Andrea Trejo Hernandez
Rhetoric and Media Communication
Jonathan S Carter
February 28, 2017
“The Fallacies of Our Current Public Figures”
Lately, talking about politics has become an everyday conversation on social networks, TV, etc. Thousands of people are trying to share their opinion and create arguments. Every argument is exposed to the public, therefore you want to make your argument as efficient as it can be. The problem is that there is a high probability of failing. In rhetoric, we call these fails “fallacies.” As described by Keith, fallacies are “mistakes and errors in argumentation and reasoning,” (Keith 48). Now, let’s look at some fallacies of our current public figures.
Ad personam: Focusing your argument in judgmental opinions against your opponent (Keith 48).
An example includes Tomi Lahren talking about protesters: “The protesters are still out in force, but let’s be honest they are not protesters, they are crying babies with nothing better to do than meander around the streets with their participation trophies and false sense of purpose.” As you can see she is trying to have an argument about why protesting is bad, but instead of using facts about the disadvantages of a protest, she insults them.
2- Appeal to ignorance: Giving value to the words of someone who is not an expert on the subject (Keith 48).
Ex; In Mexico, multiple public figures have become part of the government without any experience in politics.
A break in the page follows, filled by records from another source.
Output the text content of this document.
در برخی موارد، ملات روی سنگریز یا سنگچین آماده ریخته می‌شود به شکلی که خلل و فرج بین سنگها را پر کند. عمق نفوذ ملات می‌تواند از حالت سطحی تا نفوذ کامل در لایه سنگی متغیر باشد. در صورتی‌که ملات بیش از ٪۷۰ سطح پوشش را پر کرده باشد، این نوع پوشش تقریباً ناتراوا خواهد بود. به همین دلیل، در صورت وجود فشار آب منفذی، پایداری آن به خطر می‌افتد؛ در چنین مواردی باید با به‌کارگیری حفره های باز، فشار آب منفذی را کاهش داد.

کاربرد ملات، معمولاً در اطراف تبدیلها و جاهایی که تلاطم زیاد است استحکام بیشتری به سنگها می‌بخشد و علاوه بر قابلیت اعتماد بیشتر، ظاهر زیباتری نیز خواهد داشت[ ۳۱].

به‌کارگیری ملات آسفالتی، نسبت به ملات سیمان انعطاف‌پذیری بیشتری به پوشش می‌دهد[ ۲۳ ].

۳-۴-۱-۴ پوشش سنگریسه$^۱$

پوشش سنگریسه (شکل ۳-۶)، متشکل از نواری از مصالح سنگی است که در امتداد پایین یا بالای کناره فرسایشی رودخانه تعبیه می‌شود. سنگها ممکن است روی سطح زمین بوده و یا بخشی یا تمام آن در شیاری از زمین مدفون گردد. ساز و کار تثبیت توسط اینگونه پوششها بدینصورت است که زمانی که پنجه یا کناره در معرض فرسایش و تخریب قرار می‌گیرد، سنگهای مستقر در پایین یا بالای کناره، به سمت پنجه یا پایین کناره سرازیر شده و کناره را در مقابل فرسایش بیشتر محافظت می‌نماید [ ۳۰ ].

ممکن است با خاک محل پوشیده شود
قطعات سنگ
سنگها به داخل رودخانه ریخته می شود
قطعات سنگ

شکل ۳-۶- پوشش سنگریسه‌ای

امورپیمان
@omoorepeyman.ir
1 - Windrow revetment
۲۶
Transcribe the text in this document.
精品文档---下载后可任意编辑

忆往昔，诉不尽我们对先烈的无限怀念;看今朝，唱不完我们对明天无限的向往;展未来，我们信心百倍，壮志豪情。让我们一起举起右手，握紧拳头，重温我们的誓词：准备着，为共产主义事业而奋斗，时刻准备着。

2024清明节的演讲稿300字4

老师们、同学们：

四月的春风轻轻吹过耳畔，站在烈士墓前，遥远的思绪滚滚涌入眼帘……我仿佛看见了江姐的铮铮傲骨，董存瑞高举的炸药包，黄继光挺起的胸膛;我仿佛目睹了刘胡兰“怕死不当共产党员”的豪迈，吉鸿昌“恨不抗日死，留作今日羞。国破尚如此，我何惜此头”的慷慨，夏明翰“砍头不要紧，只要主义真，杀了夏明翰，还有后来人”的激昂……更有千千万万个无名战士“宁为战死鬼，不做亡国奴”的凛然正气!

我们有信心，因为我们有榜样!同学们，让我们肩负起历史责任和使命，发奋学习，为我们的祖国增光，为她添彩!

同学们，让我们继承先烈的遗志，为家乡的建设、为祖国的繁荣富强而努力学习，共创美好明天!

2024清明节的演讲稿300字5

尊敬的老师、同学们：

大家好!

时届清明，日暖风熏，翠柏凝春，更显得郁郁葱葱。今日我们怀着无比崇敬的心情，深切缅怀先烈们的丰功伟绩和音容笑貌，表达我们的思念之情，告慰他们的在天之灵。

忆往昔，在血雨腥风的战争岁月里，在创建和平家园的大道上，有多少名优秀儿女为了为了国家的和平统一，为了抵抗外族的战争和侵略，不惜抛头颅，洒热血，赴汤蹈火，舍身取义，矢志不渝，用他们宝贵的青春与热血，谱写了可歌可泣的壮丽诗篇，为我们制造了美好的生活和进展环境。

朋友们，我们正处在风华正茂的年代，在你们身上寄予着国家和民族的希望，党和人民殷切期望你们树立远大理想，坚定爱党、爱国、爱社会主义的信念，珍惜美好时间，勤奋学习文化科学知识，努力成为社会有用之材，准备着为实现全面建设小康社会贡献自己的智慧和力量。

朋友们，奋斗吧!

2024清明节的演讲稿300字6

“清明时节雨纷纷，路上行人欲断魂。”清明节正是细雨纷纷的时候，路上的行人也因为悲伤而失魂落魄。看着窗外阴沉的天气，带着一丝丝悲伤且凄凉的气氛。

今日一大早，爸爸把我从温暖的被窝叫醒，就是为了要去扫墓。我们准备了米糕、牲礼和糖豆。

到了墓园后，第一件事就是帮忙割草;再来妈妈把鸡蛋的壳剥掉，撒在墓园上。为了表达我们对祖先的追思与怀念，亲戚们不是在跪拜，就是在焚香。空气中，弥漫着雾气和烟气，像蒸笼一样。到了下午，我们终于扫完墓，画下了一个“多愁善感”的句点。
Two of them are Carmen Salinas, an actress who is a deputy, and Cuauhtemoc Blanco, a soccer player who is the mayor of Cuernavaca. As expected, both of them have had multiple problems with their contributions to politics due to their lack of experience.
3-Guilt by association: When an arguer tries to create a conclusion based on evidence that is irrelevant to the argument (Keith 49).
Ex; Our current president and his multiple stereotypes, from implying that all Mexicans are rapists, criminals and drug dealers to calling Muslims terrorists.
Red herring: Taking an argument off point (Keith 49).
Ex; Peña Nieto talking about the Mexican economic crisis. He tried to justify the Mexican economic crisis by saying that other countries have worse problems. I mean it might be true but it doesn’t mean that other countries having worse problems will get rid of our problems.